J.C. Penney’s Black Friday Strategy? Better Tech to Avoid Out-Of-Stock Disappointment
Ordering four times as many boots for the holiday season as last year may seem like an odd strategy for a major retailer that wants to outmaneuver the competition.
But that’s exactly what J.C. Penney (JCP) did heading into the Black Friday period and through the Christmas season, as it looks to avoid a repeat of last year’s woes. In 2014, the department store left a lot of sales on the table when it was out of stock of key items customers had been snapping up during the busiest shopping period.
Penney Chief Executive Marvin Ellison told Fortune in an interview on Friday that the strategy was paying off.

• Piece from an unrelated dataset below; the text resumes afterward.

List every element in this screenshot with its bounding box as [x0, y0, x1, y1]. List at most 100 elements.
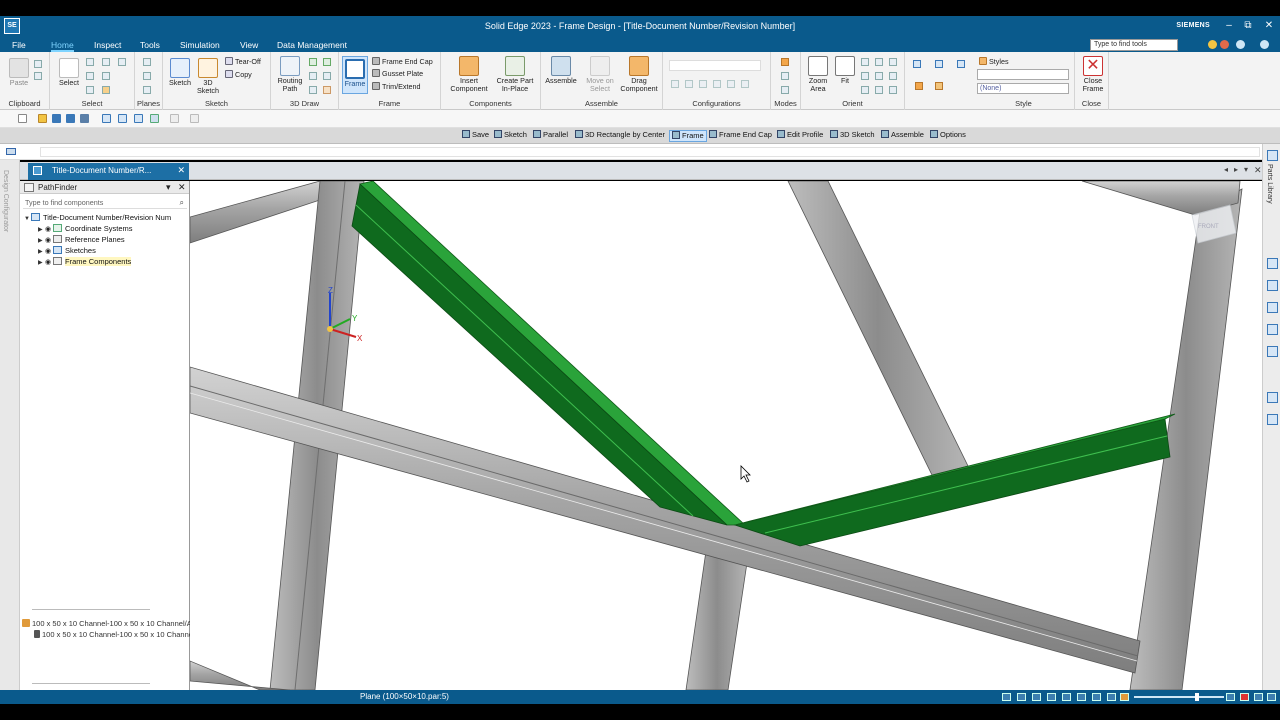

“We’re off to a good start,” he said of Thanksgiving and early Black Friday business. “We had customers in line early, which is always a good sign. And we had strong sales in store and strong sales online.”
Ellison, who took the reins as CEO in August after 10 months as president, has made it his top priority to improve the “science of retail” at Penney, meaning improving its internal tech and e-commerce operations. The “art,” on the other hand, consists primarily of merchandising.
Last year, as Penney was still recovering from its failed attempt to get hipper under former CEO Ron Johnson, the retailer’s website was still in a shambles. That was a major handicap for Penney, given the increasing importance of integrating between online and in-store retail operations.
The retailer is paying a price for its late response to retail tech trends. While Macy’s (M) and Kohl’s (KSS) can offer shoppers the option to place an order online then go to a store to pick up their purchases that day, Penney is offering that service at only a handful of stores, though it will roll it out across all stores next year.
It’s easy to see why Ellison has made tech his top priority: Adobe said that e-commerce sales rose 19% between Thanksgiving and Saturday, reflecting how aggressive everyone, from Macy’s to Walmart (WMT) to Target , has been about online sales in their fight with Amazon.com (AMZN).
“The interplay is important, because if I go back to just a year ago on Thanksgiving weekend, we did not have a strong online presence. We had functionality issues and we didn’t have the depth of assortment that we really wanted,” Ellison said. In the past year, Penney has worked hard to improve the jcp.com’s performance, upgrading its mobile app, among other efforts.
Last year, after a successful Black Friday weekend, many Penney stores were out of stock through Christmas in key items like boots, small kitchen appliances, sheets, towels, and some consumer electronics, leaving the retailer flatfooted during the most important quarter of the year.
So this year, Penney purchased four times more units of a pair of $19.99 boots than it did last year, among other big investments in beefing up its inventory. This will be key to sustaining Penney’s sales pace. Last quarter, the retailer handily outpaced Macy’s and Kohl’s with comparable sales growth of 6.4%.
“For December, we’ll keep the momentum going because we’ll have depth of inventory,” Ellison said. “We will have items to sell. It sounds very basic, but I’m telling you it was a huge miss for us last year.”